Around the midpoint of my life, I found myself wondering whether I was on the right path. I considered whether I should change careers and set out on a new course. Around this time, I received a call from an old friend of mine in China who was a Taoist qigong healer. This friend told me that he had returned to the island where he was born, and he invited me to visit whenever I happened to be in China.
Since I needed a change of pace and was curious about the small fishing village where he had grown up, I decide to make a special trip to visit him.

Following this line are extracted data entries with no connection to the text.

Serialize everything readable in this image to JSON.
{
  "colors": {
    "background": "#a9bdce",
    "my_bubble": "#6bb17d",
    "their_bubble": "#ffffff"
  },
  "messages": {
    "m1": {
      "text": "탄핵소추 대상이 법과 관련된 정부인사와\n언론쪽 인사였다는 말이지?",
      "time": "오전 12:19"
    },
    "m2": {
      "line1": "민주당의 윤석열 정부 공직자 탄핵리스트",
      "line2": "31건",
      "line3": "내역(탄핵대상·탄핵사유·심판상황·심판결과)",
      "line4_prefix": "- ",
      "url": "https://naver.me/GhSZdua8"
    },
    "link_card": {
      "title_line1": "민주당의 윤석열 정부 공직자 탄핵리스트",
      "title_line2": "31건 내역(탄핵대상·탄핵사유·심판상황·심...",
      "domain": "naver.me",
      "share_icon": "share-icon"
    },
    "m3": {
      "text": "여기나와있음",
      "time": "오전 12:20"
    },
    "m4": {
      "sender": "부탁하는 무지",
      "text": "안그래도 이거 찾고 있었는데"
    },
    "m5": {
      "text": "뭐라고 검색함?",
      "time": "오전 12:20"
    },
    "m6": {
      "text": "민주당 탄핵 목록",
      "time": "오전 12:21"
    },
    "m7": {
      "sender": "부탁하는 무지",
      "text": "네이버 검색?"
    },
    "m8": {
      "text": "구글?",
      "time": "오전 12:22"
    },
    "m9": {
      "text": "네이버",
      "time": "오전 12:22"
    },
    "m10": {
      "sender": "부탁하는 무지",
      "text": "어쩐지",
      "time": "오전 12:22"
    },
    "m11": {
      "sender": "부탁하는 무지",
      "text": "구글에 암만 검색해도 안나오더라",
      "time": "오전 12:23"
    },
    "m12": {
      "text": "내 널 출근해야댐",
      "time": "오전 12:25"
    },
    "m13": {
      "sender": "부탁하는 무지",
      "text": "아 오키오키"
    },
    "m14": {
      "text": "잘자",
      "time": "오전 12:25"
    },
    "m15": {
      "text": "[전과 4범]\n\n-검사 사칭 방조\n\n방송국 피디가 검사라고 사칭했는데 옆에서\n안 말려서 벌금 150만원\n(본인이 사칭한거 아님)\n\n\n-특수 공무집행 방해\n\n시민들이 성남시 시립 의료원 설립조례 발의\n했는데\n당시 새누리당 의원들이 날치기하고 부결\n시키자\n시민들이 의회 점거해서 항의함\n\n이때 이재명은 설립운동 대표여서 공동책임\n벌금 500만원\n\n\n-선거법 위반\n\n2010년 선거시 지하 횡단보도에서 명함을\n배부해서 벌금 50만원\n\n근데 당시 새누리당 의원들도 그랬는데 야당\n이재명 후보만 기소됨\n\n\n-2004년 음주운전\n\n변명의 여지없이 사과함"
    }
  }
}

He lived on an island about 100 miles off the shore of Shanghai, which was only accessible by privately run fishing boats. Once there, I stayed with my friend in his simple wooden house. In the morning we would practice qigong together and stroll on the beach talking. In the afternoon he would sometimes lead me to a small outcropping of rocks where we could catch yellowfish for dinner.
We spent our time drinking tea, talking, listening to music, and meditating. I enjoyed feeling the gentle sea breezes, watching the sunrise from the green hill, and seeing the moon rise over the horizon. The only sounds we heard were the ocean waves and the calls of seagulls. After a couple of weeks, I felt so relaxed that I could almost sense my body rippling with the ocean waves and rising with the seagulls in flight. I found myself envying my friend and his simple life.
One evening, my friend was making tea, a routine after dinner. I noticed the brew was light pale green, as usual. I was expecting it would be either the Long Jing or Bi Lo Chun that he had been serving me since I had arrived.
Yet when I tasted the tea, it didn’t taste like either Long Jing or Bi Lo Chun. It had a special citrus floral scent and was very sweet, without any of the grassy flavor we expect from a green tea. It was somewhat familiar but I could not put my finger on it.
“What tea is this?” I asked in amazement.
“It’s the tea you brought me,” he said.
“The tea I just brought you? Da Yu Ling? The Taiwan high mountain tea?”
“Yes,” he replied.
“How could it be made so light, yet taste so sweet and alive?” I asked. Even though Da Yu Ling is one of the best Taiwan high mountain oolongs, I never knew it could be made so light yet still have such a depth of scent and taste. I usually made it much stronger.
My friend looked at me and smiled, but said nothing.
I gradually realized that I had relaxed so much during my stay that my mind had become very calm and centered. I was able to appreciate the tea at a much deeper level.
I could not help but laugh at myself, since I used to remind people that to really appreciate the tea, one needs be calm and settled. I had finally discovered what I really meant.
Isn’t this true for everything in life? When we are able to be calm and centered, don’t we have a better understanding of things around us?
When the mind is preoccupied, we tend to seek out stronger tea, spicier food – things that force us to pay attention. Even so, sometimes we are so out of touch that even intense flavors or strong tastes escape our notice; we just gobble them down.
When the mind is still, we can finally taste the tea.